Итак, для краткости, про лицо Фольгина скажу, что оно походило на лицо такого известного и прекрасного человека, как Андрей Уральский, только с длинными волосами. Фольгин часто думал по-английски, любил пиво и группу Doors, и сегодня он должен был по работе ехать на день рождения, а работал он демотиватором. В его обязанности входило посещать мероприятия, большей частью увеселительные, и портить людям настроение. Работа была достаточно высокооплачиваемой (хотя Фольгин почему-то жил скромно), и даже, пожалуй, стратегически важной, потому что нельзя допустить, чтобы граждане слишком уж забывались. И трезвая реальность в лоснящемся лице Фольгина невозмутимо врывалась в разгар застолья, и чаще всего его появление приводило к битью дорогих сервизов, слезам, соплям, синякам, заляпанным скатертям и прочим непременным атрибутам праздника. И вот сегодня был день рождения. Рутинное дельце, подумал Фольгин, задумчиво листая другой, «прошлый» органайзер.


Когда закончу работать, надо будет съездить на дачу.

30.07.2008


Демотиватор отодвинул органайзер и побарабанил пальцем по столу. С тех пор дачи не стало, вернее, там было как: дача наполовину принадлежала его семье, а наполовину — родне, но семья Фольгина была вынуждена свою половину продать этой родне, и крайне дешево: никто уж не мог работать, родители стали старыми и больными, а сам Фольгин работать особенно не умел, вот он и не вмешался, и дачу продали. Продали, и продали. Как в той книжке. Чаще всего Фольгин видел дачу во сне. Или дачу видел, или школу, или кошмары. Последнее, видимо, было связано с работой, где он, собственно, кошмары и фабриковал. Бббббрррр, как сказал бы его начальник Жменькин. Бббррр, потому что холодно. Отстраняясь, вспоминая что-либо, из реальности переносишься в мысли, а потом, когда вернешься, чувствуешь холод: реальность тебя не греет. Отсюда и Бббрр. А на улице, видимо, холодно, даже снег идет, а батареи, разумеется, благоразумно отключили еще позавчера.

Побарабанив пальцами по столу еще немного, Фольгин снова скосил одним глазом в органайзер:


Видел собаку с большими ушами.

31.07.2008


Нет, не то.
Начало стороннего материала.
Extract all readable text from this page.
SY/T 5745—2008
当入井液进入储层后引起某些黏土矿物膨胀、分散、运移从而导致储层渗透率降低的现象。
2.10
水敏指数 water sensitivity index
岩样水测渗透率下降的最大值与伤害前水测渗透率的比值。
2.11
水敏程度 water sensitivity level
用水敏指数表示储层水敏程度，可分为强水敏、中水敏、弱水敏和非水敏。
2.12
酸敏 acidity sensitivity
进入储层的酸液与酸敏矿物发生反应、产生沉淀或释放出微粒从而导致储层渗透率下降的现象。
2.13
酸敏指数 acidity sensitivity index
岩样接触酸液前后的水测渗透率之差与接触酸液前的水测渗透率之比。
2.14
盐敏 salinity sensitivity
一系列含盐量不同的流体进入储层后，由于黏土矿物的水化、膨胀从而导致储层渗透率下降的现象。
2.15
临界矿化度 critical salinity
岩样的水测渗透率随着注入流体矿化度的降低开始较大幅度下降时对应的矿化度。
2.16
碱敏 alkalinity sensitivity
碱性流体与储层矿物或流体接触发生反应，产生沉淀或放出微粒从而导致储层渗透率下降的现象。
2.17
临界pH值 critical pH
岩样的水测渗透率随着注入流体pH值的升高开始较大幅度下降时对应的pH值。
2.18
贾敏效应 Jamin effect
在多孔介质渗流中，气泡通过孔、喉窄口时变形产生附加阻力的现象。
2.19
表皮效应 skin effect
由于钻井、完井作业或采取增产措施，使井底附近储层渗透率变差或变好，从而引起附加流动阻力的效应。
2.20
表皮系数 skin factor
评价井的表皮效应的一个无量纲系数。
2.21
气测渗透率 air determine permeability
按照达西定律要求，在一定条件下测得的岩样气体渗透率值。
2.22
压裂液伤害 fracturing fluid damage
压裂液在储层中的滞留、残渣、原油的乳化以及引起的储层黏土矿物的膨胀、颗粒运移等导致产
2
А на даче — как можно забыть! — он был сам себе демотиватор. Вспомнилось, как маленький Сашка из дома напротив в него камнем попал. Ну он же маленький, ему все прощается. Да и дело-то не в нем, занятно было, что Сашка был одет в фольгинский старый свитер, ему старые вещи Фольгина отдавали донашивать (на даче-то сойдет), и вот это-то было важно — Сашка в старом свитере его, как такой фантом его самого, того, прежнего Фольгина, маленького. То есть это прошлое его в него камнем кинуло. Но постепенно Фольгину удалось подняться в ivory tower такой высоты, что, наверное, никто теперь не мог его оскорбить по-настоящему, однако вызвать в нем раздражение могла любая мелочь, он придирался, ох, он любил придираться, и поэтому, наверное, именно поэтому ни с одной девушкой у него не получилось построить отношения (тьфу, какой дикий штамп), продлившиеся бы дольше двух месяцев. Аллегорически отношения их можно описать следующим образом: Фольгин растворял створки своего оконца в ivory tower, высовывался оттуда аки Рапунцель и благосклонно взирал на девчушку внизу. По мере общения выяснялось, что девчушка глупа, и створки затворялись. И ведь Фольгин понимал, что если ты хочешь построить какие-то отношения, нужно понять очевидную вещь — не это главное, — но Фольгин не мог, глаза не закрывались, а буровили девиц, пытаясь пробурить им лбы и проникнуть прямо в их мозги, с тем только, чтоб удостовериться: ага, там пусто. Лбы бурились, предположения о пустотах подтверждались, да только Фольгин все оставался один. Но может, это и к лучшему и для него, и для девиц.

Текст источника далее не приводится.